In his absence, the gangs threatened Garcia, sending her on the migrant path with her children, ages two and five.
Garcia, who recently arrived in this city across the U.S.-Mexico border from Eagle Pass, Texas, wants to apply for asylum in the United States, but it’s a slow process. U.S. officials process only a small fraction of the migrants seeking asylum on a daily basis, forcing them to stay in Mexico until their names are called from long waiting lists. Some asylum-seekers also now are being returned to Mexico — under a plan known as Remain in Mexico — as their claims are adjudicated.
As she waits for her name to be called, Garcia said she had hoped to stay in the diocesan-run Dignified Border shelter in Piedras Negras, but found it unable to accommodate long stays.

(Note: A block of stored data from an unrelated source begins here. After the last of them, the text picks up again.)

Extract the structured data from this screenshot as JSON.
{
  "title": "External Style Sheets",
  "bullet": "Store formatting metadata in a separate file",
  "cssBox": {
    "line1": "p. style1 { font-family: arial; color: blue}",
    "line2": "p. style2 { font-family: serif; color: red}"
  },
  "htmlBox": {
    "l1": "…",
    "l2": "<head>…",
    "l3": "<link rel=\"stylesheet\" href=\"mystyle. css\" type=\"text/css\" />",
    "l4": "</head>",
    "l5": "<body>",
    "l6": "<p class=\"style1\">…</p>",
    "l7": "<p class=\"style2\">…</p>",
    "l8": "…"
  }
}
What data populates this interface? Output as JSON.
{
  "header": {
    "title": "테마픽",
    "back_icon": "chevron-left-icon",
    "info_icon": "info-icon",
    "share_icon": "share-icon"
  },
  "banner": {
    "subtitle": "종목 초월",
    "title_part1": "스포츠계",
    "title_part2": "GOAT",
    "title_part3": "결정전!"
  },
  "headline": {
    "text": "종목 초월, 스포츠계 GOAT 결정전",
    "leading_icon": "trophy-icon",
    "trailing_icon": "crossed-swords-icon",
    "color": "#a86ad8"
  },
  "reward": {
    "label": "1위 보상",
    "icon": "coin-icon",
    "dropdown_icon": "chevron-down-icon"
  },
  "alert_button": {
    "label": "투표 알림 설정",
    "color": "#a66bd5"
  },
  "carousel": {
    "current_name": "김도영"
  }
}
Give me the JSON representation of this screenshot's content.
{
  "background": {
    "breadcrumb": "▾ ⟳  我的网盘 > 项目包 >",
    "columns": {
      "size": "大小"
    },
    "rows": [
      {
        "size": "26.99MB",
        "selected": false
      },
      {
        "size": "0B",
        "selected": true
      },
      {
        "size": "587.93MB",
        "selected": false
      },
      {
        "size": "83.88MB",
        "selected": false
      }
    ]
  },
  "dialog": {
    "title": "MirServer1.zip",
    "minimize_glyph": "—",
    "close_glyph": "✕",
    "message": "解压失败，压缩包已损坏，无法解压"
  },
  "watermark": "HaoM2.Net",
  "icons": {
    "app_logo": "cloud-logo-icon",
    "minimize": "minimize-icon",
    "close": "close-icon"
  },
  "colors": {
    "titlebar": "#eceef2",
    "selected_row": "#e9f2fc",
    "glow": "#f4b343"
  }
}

“We don’t know if we can stay here because supposedly it’s only (a few days) here and we were hoping for more,” she said at the shelter. “We don’t have anywhere to sleep after that.”
Asylum-seekers like Garcia arrive at legal ports of entries along the U.S.-Mexico border, but increasingly face long waits to lodge their petitions with U.S. officials, forcing them to spend weeks or months in unsafe Mexican border cities.
In Piedras Negras, the waiting list of asylum-seekers was more than 300 names long, but it was expected to swell after more than 1,700 migrants travelling with a caravan arrived Feb. 5. Only 15 names are called from the list each weekday, according to staff at the Dignified Border shelter. Even fewer names are called if U.S. officials have to process someone pulled from the Rio Grande, which separates the two countries.
The arrival of so many asylum-seekers in border cities is straining many of the Catholic-run shelters established to provide migrants with short-term humanitarian assistance as they travel through Mexico.
The formation of caravans, which attract Central American migrants seeking safety in numbers and the ability to avoid paying smugglers, complicates matters even more as migrants converge on border towns with false hopes of crossing the border quickly, but end up having unexpectedly long stays instead, according to shelter staff.
“There are people who have to be here for 15, 20 days, so those who are only passing through, we can’t receive them. We have no space,” said Fr. Fernando Jimenez, shelter director in Piedras Negras.
Jimenez said the 80-bed shelter mostly serves migrants making a final push to the border. He said the composition of migrants started changing last summer, when asylum seekers from as far away as Congo and Cameroon arrived in Piedras Negras. They thought it might be a safer and less-crowded alternative to border cities such as Nuevo Laredo and Reynosa to the east, where drug cartels commit crimes against migrants. The shelter in Piedras Negras is helping to house 40 families from Africa as they wait their turn to cross.
The focus remains on short-term stays and emergency situations, however, such as a pair of Hondurans rescued from the Rio Grande.
Deron Puerto, 25, spent three nights sleeping along the Rio Grande, hoping to find the right time to cross over, but the heavy security on the U.S. side kept thwarting his attempts to swim across.
Puerto, an Afro-Honduran and lobsterman from the Bay Islands, says he came to Piedras Negras after attempting to cross into Arizona from Sonora state, where he was kidnapped.
“They told me, ‘We need $5,000 so that you’re still alive tomorrow,’ ” he told Catholic News Service after being dropped at the shelter. “I cried all night, but thanks to God, the federal police raided” the safe house.
Caravans are thought to offer migrants increased safety as they travel through Mexico. Officials in some Mexican states have provided travellers with shelter, food and medical attention.
In the border state of Coahuila, the state government provided buses for more than 1,700 caravan travellers to reach Piedras Negras, where they were immediately housed in an abandoned factory and not allowed to leave until immigration officials processed them and issued humanitarian visas.
Rows of federal police and soldiers guarded the shelter, prompting complaints from some migrants, who spoke through a chain-link fence with reporters as rows of police in riot gear and soldiers in fatigues kept a watchful eye on the installations.
“Why are so many police here if we’re not criminals?” asked Arnold Salinas, 25, a barber from Honduras, who admitted not wanting to wait for Mexican officials to issue him a humanitarian visa as he entered the country from Guatemala.